If approved, the treatment can then be marketed and prescribed to the general public. This is the final step before widespread clinical use—turning a promising therapy into a real-world option for patients.
Time to Market
| Step | Time |
|---|---|
| Preclinical | 1–2 years |
| Phase 1 | ~1 year |
| Phase 2 | ~1–2 years |
| Phase 3 | ~2–4 years |
| Regulatory Review | ~6–12 months |
| Total | ~6–10 years |
Find Trials
ClinicalTrials.gov: Search for worldwide stem cell trials for Parkinson’s disease (recruiting). Search Trials
Fox Trial Finder: Connect with Parkinson’s research studies based on location and health history. Find a Trial
Be Part of Research - NIHR HNS UK: Current Studies relating to Parkinson's disease.
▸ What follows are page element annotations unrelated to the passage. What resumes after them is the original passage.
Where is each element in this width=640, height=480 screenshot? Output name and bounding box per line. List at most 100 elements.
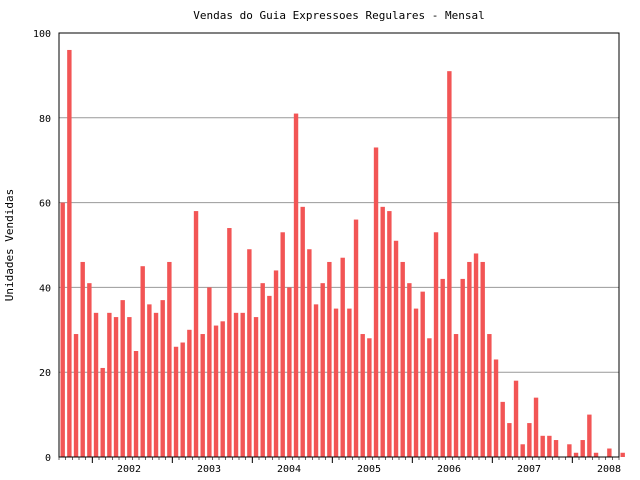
bar bbox=[167, 261, 172, 457]
bar bbox=[87, 283, 92, 457]
bar bbox=[553, 440, 559, 457]
x-tick-label: 2002 bbox=[117, 464, 141, 475]
bar bbox=[360, 334, 365, 457]
bar bbox=[120, 300, 125, 457]
bar bbox=[113, 317, 119, 457]
bar bbox=[607, 448, 612, 457]
bar bbox=[273, 270, 279, 457]
bar bbox=[307, 249, 312, 457]
bar bbox=[340, 257, 345, 457]
bar bbox=[207, 287, 212, 457]
x-tick-label: 2006 bbox=[437, 464, 461, 475]
bar bbox=[93, 312, 99, 457]
bar bbox=[480, 261, 485, 457]
x-tick-label: 2005 bbox=[357, 464, 381, 475]
bar bbox=[473, 253, 479, 457]
x-tick-label: 2008 bbox=[597, 464, 621, 475]
bar bbox=[140, 266, 145, 457]
bar bbox=[267, 295, 272, 457]
bar bbox=[567, 444, 572, 457]
bar bbox=[133, 351, 139, 457]
bar bbox=[373, 147, 379, 458]
y-axis-label: Unidades Vendidas bbox=[3, 189, 16, 302]
bar bbox=[387, 211, 392, 457]
bar bbox=[327, 261, 332, 457]
bar bbox=[587, 414, 592, 457]
bar bbox=[460, 278, 465, 457]
bar bbox=[333, 308, 339, 457]
bar bbox=[593, 452, 599, 457]
chart-title: Vendas do Guia Expressoes Regulares - Me… bbox=[193, 9, 484, 22]
bar bbox=[160, 300, 165, 457]
gridlines bbox=[59, 117, 619, 373]
x-tick-label: 2007 bbox=[517, 464, 541, 475]
bar bbox=[213, 325, 219, 457]
bar bbox=[293, 113, 299, 457]
y-tick-label: 100 bbox=[33, 29, 51, 40]
bar bbox=[367, 338, 372, 457]
y-tick-label: 80 bbox=[39, 114, 51, 125]
bar bbox=[580, 440, 585, 457]
bar bbox=[200, 334, 205, 457]
bar bbox=[80, 261, 85, 457]
bar bbox=[233, 312, 239, 457]
bar bbox=[300, 206, 305, 457]
bar bbox=[187, 329, 192, 457]
bar bbox=[440, 278, 445, 457]
bar bbox=[413, 308, 419, 457]
bar bbox=[193, 211, 199, 457]
bar bbox=[380, 206, 385, 457]
bar bbox=[107, 312, 112, 457]
bar bbox=[180, 342, 185, 457]
y-tick-label: 60 bbox=[39, 199, 51, 210]
x-tick-label: 2004 bbox=[277, 464, 301, 475]
bar bbox=[540, 435, 545, 457]
y-tick-label: 40 bbox=[39, 283, 51, 294]
bar bbox=[67, 49, 72, 458]
bar bbox=[573, 452, 579, 457]
bar bbox=[520, 444, 525, 457]
bar bbox=[347, 308, 352, 457]
bar bbox=[487, 334, 492, 457]
x-axis-ticks: 2002 2003 2004 2005 2006 2007 2008 bbox=[58, 457, 621, 475]
bar bbox=[420, 291, 425, 457]
bar bbox=[393, 240, 399, 457]
bar bbox=[533, 397, 539, 457]
bar bbox=[620, 452, 625, 457]
bars bbox=[60, 49, 625, 458]
bar bbox=[100, 367, 105, 457]
bar bbox=[500, 401, 505, 457]
bar bbox=[240, 312, 245, 457]
bar bbox=[280, 232, 285, 457]
bar bbox=[287, 287, 292, 457]
bar bbox=[493, 359, 499, 457]
bar bbox=[253, 317, 259, 457]
bar bbox=[247, 249, 252, 457]
bar bbox=[320, 283, 325, 457]
bar bbox=[453, 334, 459, 457]
bar bbox=[60, 202, 65, 457]
bar bbox=[467, 261, 472, 457]
y-axis-ticks: 0 20 40 60 80 100 bbox=[33, 29, 51, 464]
bar bbox=[73, 334, 79, 457]
bar bbox=[527, 423, 532, 457]
bar bbox=[400, 261, 405, 457]
bar bbox=[260, 283, 265, 457]
bar bbox=[220, 321, 225, 457]
bar bbox=[127, 317, 132, 457]
bar bbox=[353, 219, 359, 457]
bar bbox=[407, 283, 412, 457]
bar bbox=[513, 380, 519, 457]
bar bbox=[433, 232, 439, 457]
bar bbox=[447, 71, 452, 457]
x-tick-label: 2003 bbox=[197, 464, 221, 475]
bar bbox=[507, 423, 512, 457]
bar bbox=[147, 304, 152, 457]
y-tick-label: 0 bbox=[45, 453, 51, 464]
bar bbox=[313, 304, 319, 457]
bar bbox=[547, 435, 552, 457]
bar bbox=[427, 338, 432, 457]
bar bbox=[227, 228, 232, 457]
bar bbox=[173, 346, 179, 457]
See Ongoing Trials
UX-DA001 Study: Phase 1 exploratory study of UX-DA001, a cell therapy using patient-derived cells to improve motor function. Explore Study
Some Ongoing Trials
| Organization | Treatment(s) | Status |
|---|---|---|
| BlueRock Therapeutics | Bemdaneprocel (iPSC-derived dopaminergic neurons) | Entering Phase 3 |
| Kyoto University Hospital | Tacrolimus + iPSC-derived dopaminergic progenitors | Phase 3 (Suspended) * |
| Aspen Neuroscience | ANPD001 (autologous iPSC-derived dopamine neurons) | Phase 1/2a (Ongoing) |
| Sumitomo Pharma / CiRA | CT1-DAP001 (allogeneic dopaminergic progenitor cells) | Phase 1/2 (US & Japan) |
| iRegene Therapeutics | NouvNeu001 (iPSC-derived neurons for early-onset Parkinson’s) | Phase 1/2 (China & US) |
| S. Biomedics | TED-A9 (hESC-derived dopaminergic progenitors) | Phase 1/2a (Korea) |
| Novo Nordisk / Lund University | NN-9001 (iPSC-derived therapy) | Phase 1 |
| XellSmart Biomedical | XS-411 (allogeneic dopaminergic neural progenitors) | Phase 1 (China & US) |
| Oryon Cell Therapies | Autologous iPSC-derived dopamine neurons | Phase 1 (US) |
| Shanghai Yuesai Biotech | UX-DA001 (autologous iPSC-derived therapy) | Entering Phase 1 (China) |
| iCamuno Biotherapeutics | ICA07 (autologous iPSC-derived dopamine progenitors) | Phase 1 (China) |
| TreeFrog Therapeutics | TFG 001 (iPSC-derived therapy) | Preclinical (Phase 1 planned for 2027) |
| Kenai Therapeutics | RNDP-001 (iPSC-derived dopamine progenitors) | Preclinical (IND planned) |
* The Kyoto University Phase 3 trial involving iPSC-derived dopaminergic progenitor cells and tacrolimus was suspended due to logistical and regulatory adjustments, not safety concerns. The trial had shown promising early results: no serious adverse events, stable graft integration, and improved motor function in several participants.
However, the suspension appears to be temporary and related to transitioning from an investigator-initiated study to a broader, possibly multi-center trial framework. The team, led by Professor Jun Takahashi at CiRA, is reportedly preparing for future trials with expanded scope and international collaboration.